Let me tell you how it works…
The system invests 4% of capital in each trade (this allows for a portfolio of up to 20 stocks), and it only acts on signal 1s. All the other variables are the same as Quant Trader.
Another point to note is that there’s no allowance for costs. This is because brokerage can vary greatly depending on your trade size. The simulation also excludes dividends.
Now, without looking back at the chart, what do you recall?
I’m betting you remember something like this: A relatively smooth rise from $50,000 to over $1 million. It may also seem that a quarter of a century passes in a blink.
The reality is a bit different. It wasn’t all plain sailing — there were tough times as well.
Have a look at this chart:
This is a snapshot from the previous chart. It shows a period when the market didn’t suit the strategy. The account drops from $132,354 to $108,048. A fall of 18.3% in 11 months.
Chances are you didn’t pay this much attention on the earlier chart. It’s barely a blip in the larger trend. Many people only recall the big upward advance.
But here’s the thing. Periods like this are a reality of trading. If you’re going to own a portfolio of stocks, then you should expect your account’s value to fall at times.

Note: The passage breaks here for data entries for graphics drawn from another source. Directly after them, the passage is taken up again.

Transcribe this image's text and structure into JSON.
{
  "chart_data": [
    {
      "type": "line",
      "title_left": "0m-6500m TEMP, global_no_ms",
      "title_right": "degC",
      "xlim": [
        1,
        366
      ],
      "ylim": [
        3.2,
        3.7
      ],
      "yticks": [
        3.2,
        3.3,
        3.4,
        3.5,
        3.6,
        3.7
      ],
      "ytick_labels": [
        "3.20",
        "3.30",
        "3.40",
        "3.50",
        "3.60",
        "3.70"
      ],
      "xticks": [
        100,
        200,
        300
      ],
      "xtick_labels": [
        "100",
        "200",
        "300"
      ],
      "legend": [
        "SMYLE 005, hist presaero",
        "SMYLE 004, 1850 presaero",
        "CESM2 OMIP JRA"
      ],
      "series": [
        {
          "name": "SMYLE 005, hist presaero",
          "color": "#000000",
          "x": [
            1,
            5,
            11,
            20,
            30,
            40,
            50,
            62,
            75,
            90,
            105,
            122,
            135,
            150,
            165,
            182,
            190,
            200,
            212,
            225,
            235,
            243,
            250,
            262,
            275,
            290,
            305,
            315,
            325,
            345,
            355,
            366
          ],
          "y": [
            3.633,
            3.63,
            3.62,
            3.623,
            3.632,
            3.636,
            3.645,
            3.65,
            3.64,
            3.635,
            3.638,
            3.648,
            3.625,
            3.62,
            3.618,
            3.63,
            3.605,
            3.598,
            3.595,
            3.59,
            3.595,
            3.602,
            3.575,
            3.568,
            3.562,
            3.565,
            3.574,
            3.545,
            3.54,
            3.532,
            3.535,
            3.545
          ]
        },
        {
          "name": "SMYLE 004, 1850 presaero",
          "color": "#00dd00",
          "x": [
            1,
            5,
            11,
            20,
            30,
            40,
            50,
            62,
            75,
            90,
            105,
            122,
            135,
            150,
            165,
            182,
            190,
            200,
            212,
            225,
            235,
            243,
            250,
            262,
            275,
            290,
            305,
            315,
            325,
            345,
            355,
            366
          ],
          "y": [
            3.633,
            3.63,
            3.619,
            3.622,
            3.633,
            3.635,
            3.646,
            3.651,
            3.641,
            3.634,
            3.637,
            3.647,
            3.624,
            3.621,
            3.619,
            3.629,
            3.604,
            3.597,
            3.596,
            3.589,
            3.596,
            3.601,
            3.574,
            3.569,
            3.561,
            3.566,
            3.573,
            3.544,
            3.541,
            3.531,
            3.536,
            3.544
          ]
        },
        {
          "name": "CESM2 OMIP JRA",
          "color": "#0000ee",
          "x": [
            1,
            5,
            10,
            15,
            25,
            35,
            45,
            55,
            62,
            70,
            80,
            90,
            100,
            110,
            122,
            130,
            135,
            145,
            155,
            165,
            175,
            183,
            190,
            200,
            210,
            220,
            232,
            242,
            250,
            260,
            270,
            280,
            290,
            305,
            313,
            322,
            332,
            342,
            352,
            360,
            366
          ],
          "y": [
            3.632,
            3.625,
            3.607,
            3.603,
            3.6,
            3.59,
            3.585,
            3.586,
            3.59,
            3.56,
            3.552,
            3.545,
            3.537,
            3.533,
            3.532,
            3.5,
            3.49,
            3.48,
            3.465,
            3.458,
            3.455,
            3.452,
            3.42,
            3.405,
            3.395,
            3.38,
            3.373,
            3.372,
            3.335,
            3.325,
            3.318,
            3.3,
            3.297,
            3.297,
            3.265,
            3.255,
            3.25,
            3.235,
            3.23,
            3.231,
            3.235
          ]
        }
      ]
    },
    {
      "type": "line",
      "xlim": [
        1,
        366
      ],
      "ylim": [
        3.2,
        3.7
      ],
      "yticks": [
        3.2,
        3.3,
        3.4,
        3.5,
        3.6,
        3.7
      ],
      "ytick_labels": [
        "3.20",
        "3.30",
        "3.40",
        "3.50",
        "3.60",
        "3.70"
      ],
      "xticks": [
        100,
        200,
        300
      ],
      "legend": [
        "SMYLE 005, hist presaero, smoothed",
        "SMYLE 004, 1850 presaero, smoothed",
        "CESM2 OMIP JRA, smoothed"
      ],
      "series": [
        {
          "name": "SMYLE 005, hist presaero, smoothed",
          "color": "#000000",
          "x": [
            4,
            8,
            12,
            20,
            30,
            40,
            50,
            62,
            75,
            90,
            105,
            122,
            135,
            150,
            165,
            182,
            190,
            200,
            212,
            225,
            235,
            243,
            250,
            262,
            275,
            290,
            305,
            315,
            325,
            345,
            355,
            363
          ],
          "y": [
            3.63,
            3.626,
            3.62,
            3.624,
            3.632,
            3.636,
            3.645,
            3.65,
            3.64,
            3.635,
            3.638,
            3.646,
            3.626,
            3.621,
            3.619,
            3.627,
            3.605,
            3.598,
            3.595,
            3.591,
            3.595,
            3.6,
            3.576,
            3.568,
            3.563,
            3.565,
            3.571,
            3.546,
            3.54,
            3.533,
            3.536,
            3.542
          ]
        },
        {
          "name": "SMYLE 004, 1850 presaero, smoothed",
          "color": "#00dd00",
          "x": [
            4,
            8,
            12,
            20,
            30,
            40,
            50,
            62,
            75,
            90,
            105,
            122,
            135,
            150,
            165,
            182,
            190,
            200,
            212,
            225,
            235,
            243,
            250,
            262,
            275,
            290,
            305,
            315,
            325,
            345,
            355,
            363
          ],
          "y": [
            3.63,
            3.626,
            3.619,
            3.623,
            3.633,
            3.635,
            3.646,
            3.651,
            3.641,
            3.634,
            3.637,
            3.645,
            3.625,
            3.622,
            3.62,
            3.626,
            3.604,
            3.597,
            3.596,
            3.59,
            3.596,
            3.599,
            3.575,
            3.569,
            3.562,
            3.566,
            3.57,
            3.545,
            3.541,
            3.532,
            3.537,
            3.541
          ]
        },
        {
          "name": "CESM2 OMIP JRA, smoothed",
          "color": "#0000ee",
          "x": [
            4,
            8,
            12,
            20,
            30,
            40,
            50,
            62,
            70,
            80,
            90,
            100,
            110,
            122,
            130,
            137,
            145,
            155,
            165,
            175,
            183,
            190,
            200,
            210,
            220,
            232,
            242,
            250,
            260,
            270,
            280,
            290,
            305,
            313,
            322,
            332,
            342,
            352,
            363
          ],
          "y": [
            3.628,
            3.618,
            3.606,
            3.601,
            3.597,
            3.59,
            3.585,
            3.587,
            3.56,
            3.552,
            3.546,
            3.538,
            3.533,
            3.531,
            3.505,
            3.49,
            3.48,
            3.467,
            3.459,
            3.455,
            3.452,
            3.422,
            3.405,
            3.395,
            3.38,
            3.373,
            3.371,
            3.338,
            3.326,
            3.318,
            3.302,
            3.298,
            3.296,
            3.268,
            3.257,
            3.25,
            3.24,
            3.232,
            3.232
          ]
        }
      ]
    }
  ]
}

Now, imagine for a minute this was your account. Could you handle such a setback?
The fact is that many people can’t. They’ll happily play along when their portfolio is rising. But they’ll quickly say a strategy no longer works during the downturns.
People tend to approach the markets as they do life in general. They’ll focus on an overall positive outcome, and gloss over the many setbacks along the way.
But this can lead to trouble.
You see, people often underestimate the tough times. They look at a performance graph (or a stock chart) and only see the big sweeping upward trend — not the multitude of corrections.
Another issue is time compression. This happens when you look at a long-term chart. It’s easy to think the setbacks pass quickly. But an 11-month correction moves much slower in real-time.
The example above isn’t unique. There are several challenging periods in the initial chart. Each of these test a trader’s discipline and resolve. This is when many abandon their strategies.
I have one more graph for you:
This is the same chart you saw earlier. The only difference is a series of red circles — these mark the toughest times. Each period lasts around 9–12 months (the second circle is the previous example).
Now, think about this…
During a profitable 25-year period, roughly 10 years (or 40%) were what I’d describe as ‘tough’. And this doesn’t include the many shorter setbacks only lasting a few months.
Sure, trading may seem easy in theory. But it’s much harder in real life. One of the biggest challenges is dealing with the lean times. These periods never pass as quickly as they do on a chart.
Study the graphs in this week’s update. Pay close attention to the corrections. You’ll see they come and go, but they take time. Understanding this reality puts you a step ahead of many.